Now, seating down in front of my PC, looking back at the last 2 months I realise how one person’s decision can change someone’s life, turn it upside down from one day to another. It only takes a couple of seconds to unleash a chained reaction of events. The consequences are immeasurable; no one truly knows the extent or magnitude of it. Sounds dramatic but its true, however, sometimes those decisions have to be made even if you know or expects what is coming, selfish as it sounds, you have to think about what is best for you, what you want.

The day has arrived where the influence of those external decisions has altered the way a live my life. Not in a bad or good way, it’s just different from what I have been accustomed to. It’s now my turn to accept what has been imposed. I look back and I wonder what changes I have provoked when I took those big decisions of moving out of my home and my country. Time will be in charge of making me know the consequences.

“The whole world is moving and I'm standing still.”

Tuesday, April 17, 2007

Open Book

Sometimes I would like to write something inspirational, but I guess today is not going to be the day.

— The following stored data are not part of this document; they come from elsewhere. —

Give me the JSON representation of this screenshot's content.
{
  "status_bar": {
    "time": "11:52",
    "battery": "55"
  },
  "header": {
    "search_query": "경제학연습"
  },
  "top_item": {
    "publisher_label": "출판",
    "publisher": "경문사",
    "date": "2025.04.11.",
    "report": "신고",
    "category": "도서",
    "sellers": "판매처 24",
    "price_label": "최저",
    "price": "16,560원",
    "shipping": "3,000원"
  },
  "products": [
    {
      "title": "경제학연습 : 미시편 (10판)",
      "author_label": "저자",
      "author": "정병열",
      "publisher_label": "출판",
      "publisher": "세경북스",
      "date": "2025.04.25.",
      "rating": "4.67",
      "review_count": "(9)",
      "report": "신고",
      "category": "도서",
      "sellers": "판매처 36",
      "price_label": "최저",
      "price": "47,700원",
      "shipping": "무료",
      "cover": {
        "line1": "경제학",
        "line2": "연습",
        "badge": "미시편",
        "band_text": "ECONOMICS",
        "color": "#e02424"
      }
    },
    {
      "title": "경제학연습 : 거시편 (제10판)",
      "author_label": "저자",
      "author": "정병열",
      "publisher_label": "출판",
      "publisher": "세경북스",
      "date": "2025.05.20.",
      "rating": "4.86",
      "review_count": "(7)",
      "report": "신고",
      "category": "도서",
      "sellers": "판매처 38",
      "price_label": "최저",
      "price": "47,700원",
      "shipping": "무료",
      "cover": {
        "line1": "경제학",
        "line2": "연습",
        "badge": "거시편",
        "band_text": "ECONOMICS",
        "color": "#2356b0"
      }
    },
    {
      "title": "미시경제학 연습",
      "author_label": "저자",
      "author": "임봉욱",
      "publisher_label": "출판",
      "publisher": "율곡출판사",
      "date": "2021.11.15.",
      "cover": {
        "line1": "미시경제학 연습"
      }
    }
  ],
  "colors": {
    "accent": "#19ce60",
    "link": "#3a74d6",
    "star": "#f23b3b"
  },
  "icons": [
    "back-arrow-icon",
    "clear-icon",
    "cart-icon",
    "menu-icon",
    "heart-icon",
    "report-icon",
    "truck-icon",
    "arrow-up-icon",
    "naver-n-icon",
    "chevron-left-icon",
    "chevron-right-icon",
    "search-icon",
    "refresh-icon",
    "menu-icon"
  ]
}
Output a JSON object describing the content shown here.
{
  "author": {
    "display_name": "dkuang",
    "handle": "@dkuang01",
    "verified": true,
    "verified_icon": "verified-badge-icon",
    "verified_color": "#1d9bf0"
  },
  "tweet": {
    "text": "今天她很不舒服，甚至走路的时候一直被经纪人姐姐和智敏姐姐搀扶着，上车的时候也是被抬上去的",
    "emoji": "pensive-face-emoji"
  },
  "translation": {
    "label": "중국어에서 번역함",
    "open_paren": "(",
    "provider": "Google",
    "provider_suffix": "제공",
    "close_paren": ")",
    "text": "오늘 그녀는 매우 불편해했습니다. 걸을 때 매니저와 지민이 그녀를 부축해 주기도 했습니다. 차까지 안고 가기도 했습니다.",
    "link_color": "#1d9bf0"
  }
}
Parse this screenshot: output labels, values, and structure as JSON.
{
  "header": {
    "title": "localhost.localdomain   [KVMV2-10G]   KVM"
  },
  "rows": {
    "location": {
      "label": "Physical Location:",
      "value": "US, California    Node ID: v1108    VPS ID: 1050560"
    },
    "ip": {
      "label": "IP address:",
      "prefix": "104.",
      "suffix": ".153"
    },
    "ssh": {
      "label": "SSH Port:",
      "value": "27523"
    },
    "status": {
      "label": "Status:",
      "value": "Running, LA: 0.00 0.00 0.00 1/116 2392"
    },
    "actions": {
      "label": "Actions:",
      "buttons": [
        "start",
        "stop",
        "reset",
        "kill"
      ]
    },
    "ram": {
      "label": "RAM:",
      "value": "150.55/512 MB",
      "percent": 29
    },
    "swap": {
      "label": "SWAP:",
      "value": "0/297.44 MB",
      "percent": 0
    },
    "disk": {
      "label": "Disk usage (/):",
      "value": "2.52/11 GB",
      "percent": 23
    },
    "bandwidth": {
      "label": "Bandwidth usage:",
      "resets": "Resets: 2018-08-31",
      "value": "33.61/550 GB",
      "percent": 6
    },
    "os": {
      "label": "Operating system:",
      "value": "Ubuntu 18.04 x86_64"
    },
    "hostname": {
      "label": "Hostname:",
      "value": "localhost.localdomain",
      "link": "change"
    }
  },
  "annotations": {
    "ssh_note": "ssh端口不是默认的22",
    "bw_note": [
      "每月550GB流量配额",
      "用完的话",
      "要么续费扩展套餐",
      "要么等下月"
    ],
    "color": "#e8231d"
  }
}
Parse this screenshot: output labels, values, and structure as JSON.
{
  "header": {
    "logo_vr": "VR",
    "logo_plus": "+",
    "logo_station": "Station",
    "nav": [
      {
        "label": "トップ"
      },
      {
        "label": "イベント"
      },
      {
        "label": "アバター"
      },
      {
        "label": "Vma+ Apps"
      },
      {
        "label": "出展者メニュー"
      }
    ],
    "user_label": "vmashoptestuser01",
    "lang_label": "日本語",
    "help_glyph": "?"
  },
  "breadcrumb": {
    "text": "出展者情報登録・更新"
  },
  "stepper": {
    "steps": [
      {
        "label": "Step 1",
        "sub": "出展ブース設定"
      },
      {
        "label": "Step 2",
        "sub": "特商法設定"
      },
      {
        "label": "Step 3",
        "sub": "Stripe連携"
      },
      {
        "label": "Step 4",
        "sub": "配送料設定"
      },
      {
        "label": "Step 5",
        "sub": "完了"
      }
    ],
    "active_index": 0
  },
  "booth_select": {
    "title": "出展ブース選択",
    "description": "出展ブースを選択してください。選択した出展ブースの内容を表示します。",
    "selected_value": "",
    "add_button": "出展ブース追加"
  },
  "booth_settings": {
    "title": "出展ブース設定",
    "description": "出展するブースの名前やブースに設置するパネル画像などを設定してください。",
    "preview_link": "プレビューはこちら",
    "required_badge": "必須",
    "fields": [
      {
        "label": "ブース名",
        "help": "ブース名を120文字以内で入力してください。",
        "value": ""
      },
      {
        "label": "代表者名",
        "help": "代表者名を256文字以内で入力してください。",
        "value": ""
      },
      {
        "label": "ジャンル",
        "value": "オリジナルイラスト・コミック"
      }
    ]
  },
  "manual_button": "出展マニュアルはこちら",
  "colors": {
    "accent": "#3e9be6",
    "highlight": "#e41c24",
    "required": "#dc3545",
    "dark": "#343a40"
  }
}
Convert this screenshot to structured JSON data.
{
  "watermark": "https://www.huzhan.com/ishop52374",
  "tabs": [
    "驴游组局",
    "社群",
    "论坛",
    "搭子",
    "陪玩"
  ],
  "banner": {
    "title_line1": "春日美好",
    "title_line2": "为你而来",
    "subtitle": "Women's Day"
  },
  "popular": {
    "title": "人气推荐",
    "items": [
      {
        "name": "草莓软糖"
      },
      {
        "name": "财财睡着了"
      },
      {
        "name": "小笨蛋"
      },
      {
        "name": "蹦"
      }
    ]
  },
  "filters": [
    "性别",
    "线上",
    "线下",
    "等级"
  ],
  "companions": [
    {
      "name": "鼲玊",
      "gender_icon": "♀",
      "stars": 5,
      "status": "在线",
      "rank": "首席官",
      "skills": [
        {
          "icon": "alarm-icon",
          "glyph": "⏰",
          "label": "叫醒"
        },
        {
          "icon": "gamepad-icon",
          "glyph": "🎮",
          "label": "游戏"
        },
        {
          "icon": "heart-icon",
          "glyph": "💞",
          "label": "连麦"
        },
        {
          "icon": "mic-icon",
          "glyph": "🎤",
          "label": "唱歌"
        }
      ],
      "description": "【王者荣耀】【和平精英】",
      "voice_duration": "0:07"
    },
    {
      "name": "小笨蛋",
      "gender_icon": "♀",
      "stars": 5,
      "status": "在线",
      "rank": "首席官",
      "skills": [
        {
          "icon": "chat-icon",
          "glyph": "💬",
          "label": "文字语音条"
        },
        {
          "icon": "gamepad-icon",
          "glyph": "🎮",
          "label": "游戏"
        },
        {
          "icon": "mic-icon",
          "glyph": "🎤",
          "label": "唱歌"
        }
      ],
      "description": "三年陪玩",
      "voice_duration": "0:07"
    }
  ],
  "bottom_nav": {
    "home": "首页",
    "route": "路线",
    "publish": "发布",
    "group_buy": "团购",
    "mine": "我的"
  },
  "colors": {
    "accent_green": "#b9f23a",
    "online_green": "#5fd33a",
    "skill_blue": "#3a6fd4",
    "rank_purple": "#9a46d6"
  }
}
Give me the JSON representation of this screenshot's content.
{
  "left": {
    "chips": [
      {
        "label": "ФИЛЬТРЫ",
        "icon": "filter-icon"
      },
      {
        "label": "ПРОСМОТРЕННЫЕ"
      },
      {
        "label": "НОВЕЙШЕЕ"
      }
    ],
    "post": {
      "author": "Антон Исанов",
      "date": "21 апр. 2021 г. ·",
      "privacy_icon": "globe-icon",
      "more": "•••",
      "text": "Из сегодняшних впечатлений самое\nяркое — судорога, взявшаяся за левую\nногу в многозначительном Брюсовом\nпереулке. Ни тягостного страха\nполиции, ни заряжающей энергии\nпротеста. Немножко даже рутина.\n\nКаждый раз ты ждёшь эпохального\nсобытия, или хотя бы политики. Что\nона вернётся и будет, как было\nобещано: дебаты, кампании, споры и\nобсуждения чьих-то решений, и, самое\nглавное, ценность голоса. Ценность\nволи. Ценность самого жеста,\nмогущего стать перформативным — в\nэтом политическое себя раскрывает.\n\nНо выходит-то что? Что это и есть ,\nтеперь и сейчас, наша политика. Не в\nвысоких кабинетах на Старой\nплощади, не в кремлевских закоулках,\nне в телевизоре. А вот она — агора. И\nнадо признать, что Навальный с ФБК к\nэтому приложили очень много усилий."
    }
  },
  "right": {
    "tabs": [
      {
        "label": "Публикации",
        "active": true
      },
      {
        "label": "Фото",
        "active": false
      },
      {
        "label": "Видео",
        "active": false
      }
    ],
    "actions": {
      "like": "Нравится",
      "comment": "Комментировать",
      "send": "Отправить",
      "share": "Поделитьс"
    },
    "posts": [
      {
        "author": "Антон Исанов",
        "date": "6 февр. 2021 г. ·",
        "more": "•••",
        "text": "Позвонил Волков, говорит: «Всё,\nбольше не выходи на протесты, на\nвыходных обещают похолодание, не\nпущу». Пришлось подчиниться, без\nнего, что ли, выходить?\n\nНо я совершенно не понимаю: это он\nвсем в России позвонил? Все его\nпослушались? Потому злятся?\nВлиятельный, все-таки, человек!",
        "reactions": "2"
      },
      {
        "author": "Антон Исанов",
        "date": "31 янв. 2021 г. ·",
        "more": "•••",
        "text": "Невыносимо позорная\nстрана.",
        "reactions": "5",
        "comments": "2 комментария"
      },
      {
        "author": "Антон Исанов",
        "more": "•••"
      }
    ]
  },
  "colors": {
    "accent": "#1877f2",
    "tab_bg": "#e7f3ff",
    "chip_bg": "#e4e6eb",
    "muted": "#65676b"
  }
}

I’ve always have considered myself shy, timid, an independent and solitary person. I have few friends but real friend. To open myself with someone I have to trust them and know they are discrete about my matters. In other words, I like to keep a low profile, making myself invisible to people that surround me; showing my true essence to those close to me, to the rest of the world I’m some mysterious woman. However, as 99% of the times I’m wrong, and the six sense of perception that all women have has been omitted from my being. Once again I have been proven wrong.

Just a week ago I realised that I’m an open book; anyone can figure me out just with two or three encounters. I don’t know if I should thank that person for opening my eyes to the fact that I lack my six sense or be annoyed that anyone can read me like a piece of paper. Of course, the writing on it is elegant, eloquent, gracious and brilliant.

Tuesday, April 03, 2007

Procrastinate

1. to defer action; delay: to procrastinate until an opportunity is lost.
2. to put off till another day or time; defer; delay.
3. To put off doing something, especially out of habitual carelessness or laziness.
4. To postpone or delay needlessly.

Sad but true, I tend to use this verb with much frequency day after day. A good example, on this precise moment I‘m writing this post and watching TV instead of giving the final touches to the last designs of my experimental work. I blame all this procrastination to technology. If I didn’t have internet I would not be thinking of what to post, waste hours of precious time looking at funny videos in youtube; if TV didn’t exist I would be reading a good book, if phones didn’t exist I would be writing a beautiful and long letter to my loved ones, if gossip wasn’t so interesting I would be debating about global warming. Ohhh… we are all doomed to find ways to procrastinate. What can be done to stop this? Too many distractions, so little time and too much work.

Sunday, April 01, 2007

Routines



It’s funny how easy it is to build up routines without realising it you already have hundred of little ones running your daily life. Getting up in the morning at certain hour to go to school or work, having your cup of tea a certain way, that morning shower, choosing what you are going to wear, etc. We don’t even notice them until the slightest change or alteration makes us revise what is wrong in the time frame.

This happened to me two Thursdays ago. I went to the cinema with a couple of friends. When we finished watching the movie, like always, we comment about it on the way out. A familiar voice which I couldn’t recognise was on the background. I turned around to see who it was; to my surprise I saw my eldest sister, Itzel, talking to one of my friends. I've forgotten she was there with me. It was an awkward sensation, two different kinds of familiar but not quite in their right place. It was good though that someone that I love so much and since I while back has not been part of my daily life (though I think about her a lot) was included in it. I haven’t realised until then how much I missed her. It was nice having her here with me even though it was for a short time.